I always find it strange what will kick off a ton of memories in my head. Yesterday it was Jason Aldean's song, "Dirt Road Anthem"
http://www.youtube.com/watch?v=fJ5IIDn_JXE
I spent most of my life on dirt roads so this song just stirs the memories. Lazy summer days walking down that dusty dirt road to meet my first love whose job was to watch the cows while they pastured in the hay fields where there were no fences. Of course your memories don't stop there. That first love turned out to be gay and on down the line he propositioned the wrong red neck. The results weren't pretty.
On another dirt road sits a house that always gave me the shivers because it was built next to a graveyard. Years later the woman who lived there got up in the middle of the night and used a shotgun to kill her adult daughter and husband, then killed herself. To this day nobody knows why. Oddest thing to me is that her youngest son moved into the house and still lives there.
Across the dirt road and down through the pasture was the creek we used to swim in as kids. Lots of great memories there yet, there was a section of the creek that was kind of creepy and that creepy wound up in a story that I wrote.
My parents were looking at a house one evening when the road behind us was suddenly filled with State Troopers. A young man they were after was on foot and running through the woods that led down into the deep cut where another creek ran. There was lots of shouting and guns drawn, but they finally took him down without shooting. Funny thing was, the kid was a neighbor of ours. And my parents wound up buying that house.
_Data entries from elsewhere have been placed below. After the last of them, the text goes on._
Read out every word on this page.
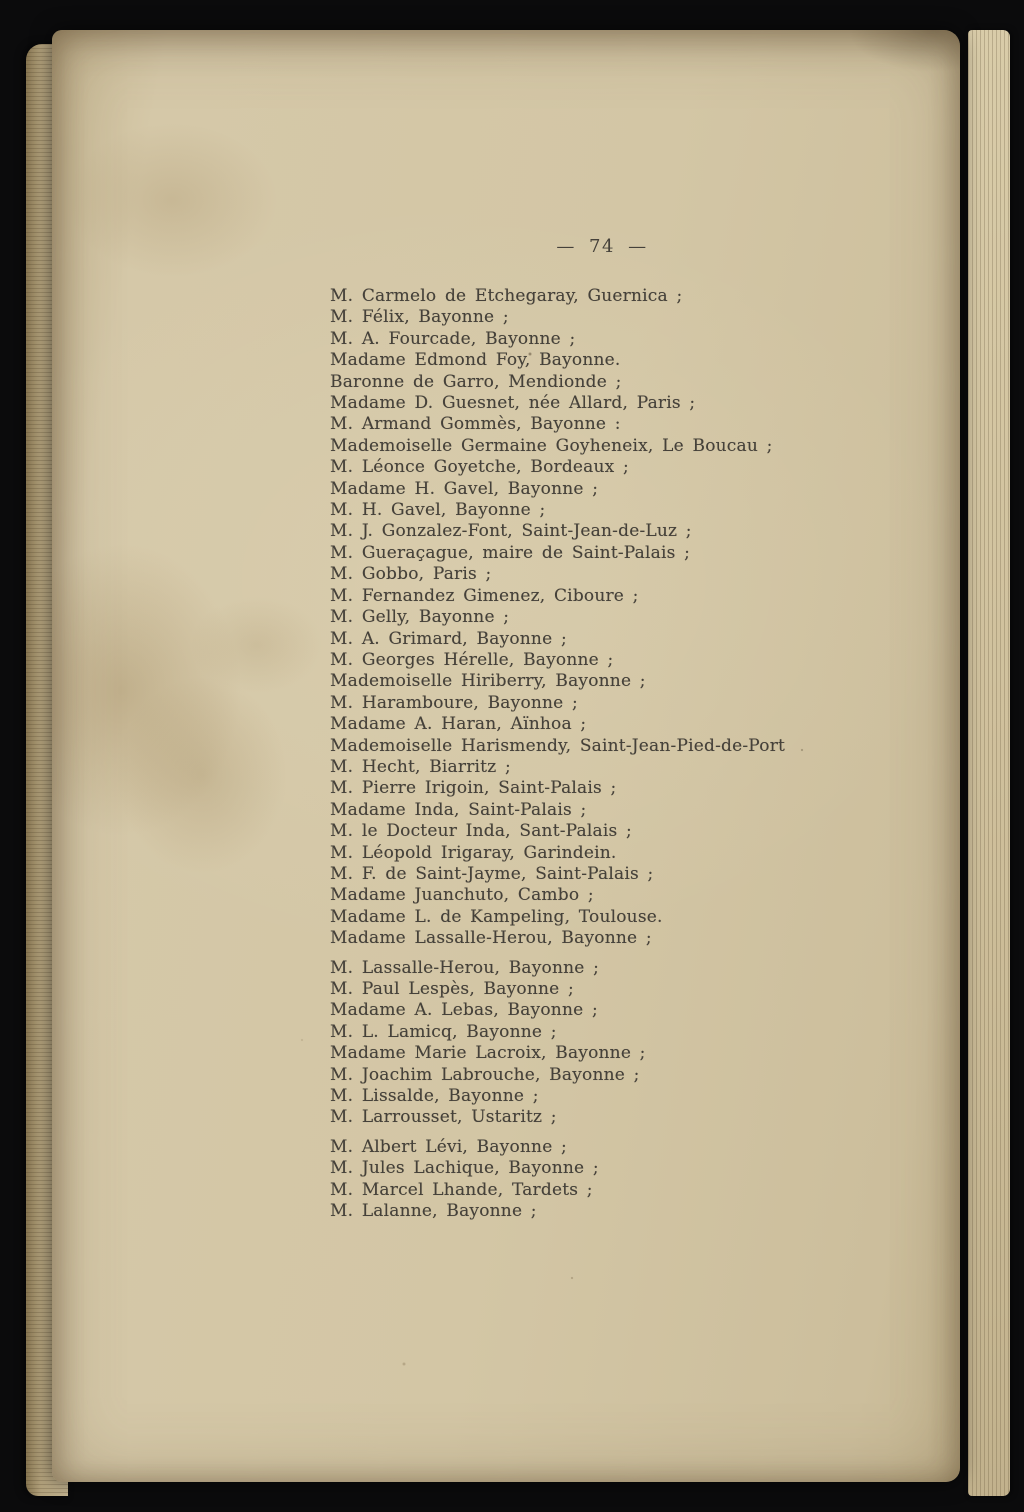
— 74 —
M. Carmelo de Etchegaray, Guernica ;
M. Félix, Bayonne ;
M. A. Fourcade, Bayonne ;
Madame Edmond Foy, Bayonne.
Baronne de Garro, Mendionde ;
Madame D. Guesnet, née Allard, Paris ;
M. Armand Gommès, Bayonne :
Mademoiselle Germaine Goyheneix, Le Boucau ;
M. Léonce Goyetche, Bordeaux ;
Madame H. Gavel, Bayonne ;
M. H. Gavel, Bayonne ;
M. J. Gonzalez-Font, Saint-Jean-de-Luz ;
M. Gueraçague, maire de Saint-Palais ;
M. Gobbo, Paris ;
M. Fernandez Gimenez, Ciboure ;
M. Gelly, Bayonne ;
M. A. Grimard, Bayonne ;
M. Georges Hérelle, Bayonne ;
Mademoiselle Hiriberry, Bayonne ;
M. Haramboure, Bayonne ;
Madame A. Haran, Aïnhoa ;
Mademoiselle Harismendy, Saint-Jean-Pied-de-Port
M. Hecht, Biarritz ;
M. Pierre Irigoin, Saint-Palais ;
Madame Inda, Saint-Palais ;
M. le Docteur Inda, Sant-Palais ;
M. Léopold Irigaray, Garindein.
M. F. de Saint-Jayme, Saint-Palais ;
Madame Juanchuto, Cambo ;
Madame L. de Kampeling, Toulouse.
Madame Lassalle-Herou, Bayonne ;
M. Lassalle-Herou, Bayonne ;
M. Paul Lespès, Bayonne ;
Madame A. Lebas, Bayonne ;
M. L. Lamicq, Bayonne ;
Madame Marie Lacroix, Bayonne ;
M. Joachim Labrouche, Bayonne ;
M. Lissalde, Bayonne ;
M. Larrousset, Ustaritz ;
M. Albert Lévi, Bayonne ;
M. Jules Lachique, Bayonne ;
M. Marcel Lhande, Tardets ;
M. Lalanne, Bayonne ;
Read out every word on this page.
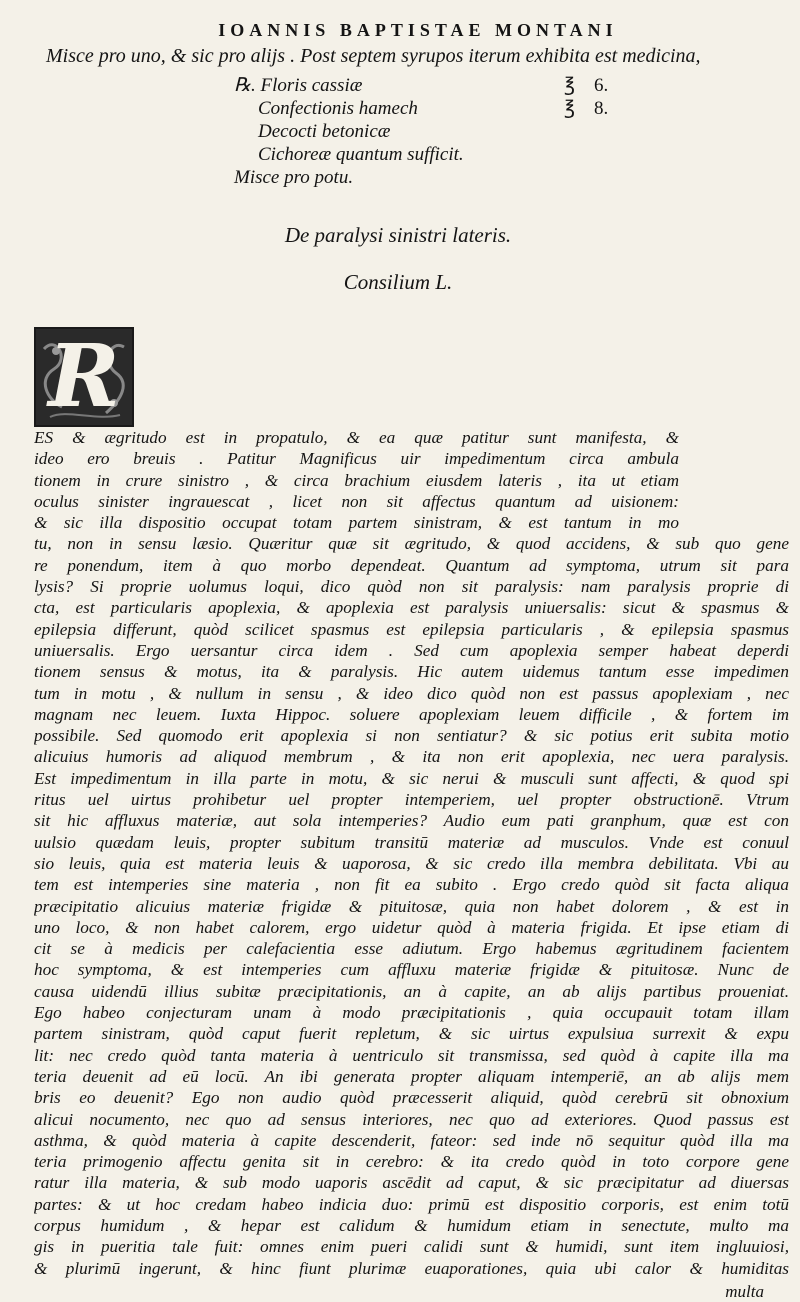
IOANNIS BAPTISTAE MONTANI
Misce pro uno, & sic pro alijs . Post septem syrupos iterum exhibita est medicina,
℞. Floris cassiæ	℥	6.
Confectionis hamech	℥	8.
Decocti betonicæ
Cichoreæ quantum sufficit.
Misce pro potu.
De paralysi sinistri lateris.
Consilium L.
R
ES & ægritudo est in propatulo, & ea quæ patitur sunt manifesta, &
ideo ero breuis . Patitur Magnificus uir impedimentum circa ambula
tionem in crure sinistro , & circa brachium eiusdem lateris , ita ut etiam
oculus sinister ingrauescat , licet non sit affectus quantum ad uisionem:
& sic illa dispositio occupat totam partem sinistram, & est tantum in mo
tu, non in sensu læsio. Quæritur quæ sit ægritudo, & quod accidens, & sub quo gene
re ponendum, item à quo morbo dependeat. Quantum ad symptoma, utrum sit para
lysis? Si proprie uolumus loqui, dico quòd non sit paralysis: nam paralysis proprie di
cta, est particularis apoplexia, & apoplexia est paralysis uniuersalis: sicut & spasmus &
epilepsia differunt, quòd scilicet spasmus est epilepsia particularis , & epilepsia spasmus
uniuersalis. Ergo uersantur circa idem . Sed cum apoplexia semper habeat deperdi
tionem sensus & motus, ita & paralysis. Hic autem uidemus tantum esse impedimen
tum in motu , & nullum in sensu , & ideo dico quòd non est passus apoplexiam , nec
magnam nec leuem. Iuxta Hippoc. soluere apoplexiam leuem difficile , & fortem im
possibile. Sed quomodo erit apoplexia si non sentiatur? & sic potius erit subita motio
alicuius humoris ad aliquod membrum , & ita non erit apoplexia, nec uera paralysis.
Est impedimentum in illa parte in motu, & sic nerui & musculi sunt affecti, & quod spi
ritus uel uirtus prohibetur uel propter intemperiem, uel propter obstructionē. Vtrum
sit hic affluxus materiæ, aut sola intemperies? Audio eum pati granphum, quæ est con
uulsio quædam leuis, propter subitum transitū materiæ ad musculos. Vnde est conuul
sio leuis, quia est materia leuis & uaporosa, & sic credo illa membra debilitata. Vbi au
tem est intemperies sine materia , non fit ea subito . Ergo credo quòd sit facta aliqua
præcipitatio alicuius materiæ frigidæ & pituitosæ, quia non habet dolorem , & est in
uno loco, & non habet calorem, ergo uidetur quòd à materia frigida. Et ipse etiam di
cit se à medicis per calefacientia esse adiutum. Ergo habemus ægritudinem facientem
hoc symptoma, & est intemperies cum affluxu materiæ frigidæ & pituitosæ. Nunc de
causa uidendū illius subitæ præcipitationis, an à capite, an ab alijs partibus proueniat.
Ego habeo conjecturam unam à modo præcipitationis , quia occupauit totam illam
partem sinistram, quòd caput fuerit repletum, & sic uirtus expulsiua surrexit & expu
lit: nec credo quòd tanta materia à uentriculo sit transmissa, sed quòd à capite illa ma
teria deuenit ad eū locū. An ibi generata propter aliquam intemperiē, an ab alijs mem
bris eo deuenit? Ego non audio quòd præcesserit aliquid, quòd cerebrū sit obnoxium
alicui nocumento, nec quo ad sensus interiores, nec quo ad exteriores. Quod passus est
asthma, & quòd materia à capite descenderit, fateor: sed inde nō sequitur quòd illa ma
teria primogenio affectu genita sit in cerebro: & ita credo quòd in toto corpore gene
ratur illa materia, & sub modo uaporis ascēdit ad caput, & sic præcipitatur ad diuersas
partes: & ut hoc credam habeo indicia duo: primū est dispositio corporis, est enim totū
corpus humidum , & hepar est calidum & humidum etiam in senectute, multo ma
gis in pueritia tale fuit: omnes enim pueri calidi sunt & humidi, sunt item ingluuiosi,
& plurimū ingerunt, & hinc fiunt plurimæ euaporationes, quia ubi calor & humiditas
multa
I have all kinds of great memories about those dirt roads, but like anything there's always a darker side and that darkness usually finds it way bit by bit into my stories. How about you? What sparks your memories and do you use those sparks to create new short stories?
11 comments:
And all my memories take place on concrete. Not a dirt road within miles. Concrete and brick can be just as romantic and just as dark at 16.
I have been think about a ghost story about a cillian (maybe "cilian") which is a very odd Irish type of cemetery. Hadn't thought about its effects on the people who lived in the house next door ... Hmmm. Thank you!!!
Damn, Sandra, that's a lot of material to work with!
Yes, they can, Patti! I've never lived in a city, just passed through them, but there is a darkness there.
You're welcome, Fred. Happy writing!
And that's just the tip of the dirt road, Al. :) It's always fun weaving the past into my stories.
I've lived out in the country, in suburbs, and in a city. They each have their own kind of light and dark spirits.
Sometimes memories crowd around one like fat kids going after birthday cake.
Shale covered with sand, actually. A section counts for a mile of 'em. We drove by sections. Rooks County Kansas.
That's it exactly, Manuel!
And those sections all creep into your writing, don't they, Mike?
I'm not an Aldean fan but I appreciate the sentiment.
I grew up in the city/suburbs but have lived in a rural area for the last 20 years. I'm becoming a country boy by default :)
How about "Car Wheels on a Gravel Road" by Lucinda Williams and "Gravel Road" by William Elliott Whitmore (whose voice is made of gravel).
Good songs, Brian, but there's a world of difference between a dirt road and gravel. :)
Have you ever stepped in a puddle of dust and watched the clouds of dirt wrap around your bare feet? You can see a vehicle coming a mile away before you even get a glimpse of that car. And if you're behind that car you choke on the dust it kicks up.
Its gravel roads for me, since I spent a lot of time fishing, looking for signs of life, and learning to drive off back roads in Texas.
Hmmm they guy moved in. I guess if he did not see the mayhem strewed about, he lives in the past in the walls...
Great post!
E
Creative TMI
Welcome to the Corner, E! Sounds like you've got plenty of stories hidden on your back roads, too.